La démission d’Ángel Escribano, Président d’Indra
Le président d’Indra, Ángel Escribano, a convoqué un Conseil d’Administration ce mercredi à 17h00 pour annoncer sa démission, sous la pression croissante du gouvernement. Cette décision survient après une série de tensions entre Escribano et l’exécutif, exacerbées par des conflits d’intérêts liés à des projets de fusion.
Contexte du conflit
Le désaccord entre l’exécutif et Escribano a émergé suite à la proposition de fusion entre Escribano Mechanical & Engineering (EME), son entreprise familiale, et Indra. Cette fusion, évaluée à plusieurs milliards, a suscité des critiques au sein du Conseil d’Administration d’Indra dès ses débuts.

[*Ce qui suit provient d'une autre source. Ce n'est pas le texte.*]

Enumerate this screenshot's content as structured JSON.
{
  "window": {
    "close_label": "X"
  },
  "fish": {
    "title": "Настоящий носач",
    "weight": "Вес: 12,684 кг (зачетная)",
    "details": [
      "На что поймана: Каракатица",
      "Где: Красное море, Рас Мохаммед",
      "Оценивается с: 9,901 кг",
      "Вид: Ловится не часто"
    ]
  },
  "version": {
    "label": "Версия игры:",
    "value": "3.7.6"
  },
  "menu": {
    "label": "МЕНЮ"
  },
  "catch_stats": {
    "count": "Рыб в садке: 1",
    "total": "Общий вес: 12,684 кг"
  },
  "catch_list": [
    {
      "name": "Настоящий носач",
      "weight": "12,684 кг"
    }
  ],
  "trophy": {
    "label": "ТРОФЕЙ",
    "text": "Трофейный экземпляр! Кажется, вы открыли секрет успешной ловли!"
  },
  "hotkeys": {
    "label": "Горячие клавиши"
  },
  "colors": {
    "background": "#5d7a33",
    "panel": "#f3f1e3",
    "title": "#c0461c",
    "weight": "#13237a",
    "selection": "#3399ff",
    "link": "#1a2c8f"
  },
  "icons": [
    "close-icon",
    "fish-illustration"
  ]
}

Bien que la Société d’État de Participations Industrielles (Sepi) ait initialement approuvé cette proposition, la tournure des événements a rapidement changé.
Une pression croissante
Alors que le temps passait, les Escribano, maintenant deuxièmes actionnaires avec 14 % du capital, semblaient en position de devancer Sepi en tant qu’actionnaire majoritaire, ce qui a éveillé les soupçons du gouvernement. Des conseillers craignaient des réclamations d’actionnaires si le conflit d’intérêts n’était pas correctement géré, poussant ainsi le gouvernement à agir.
La réaction du gouvernement
La situation a atteint son paroxysme il y a deux semaines. D’abord, le gouvernement a refusé de soutenir Escribano après une rumeur selon laquelle Manuel de la Rocha, conseiller économique du président, aurait demandé sa démission. Cette nouvelle a alimenté des incertitudes quant à la gestion de la société et a impacté son action en bourse.
Un appel à l’action
Peu de temps après, Sepi a officiellement fait savoir qu’un changement était nécessaire au sein de l’entreprise pour mettre fin au conflit d’intérêt, entraînant ainsi la demande de démission d’Escribano. Face à ce climat tendu, les frères Escribano ont réagi en retirant leur proposition de fusion, espérant ainsi dissiper les malentendus sur leur conflit d’intérêts.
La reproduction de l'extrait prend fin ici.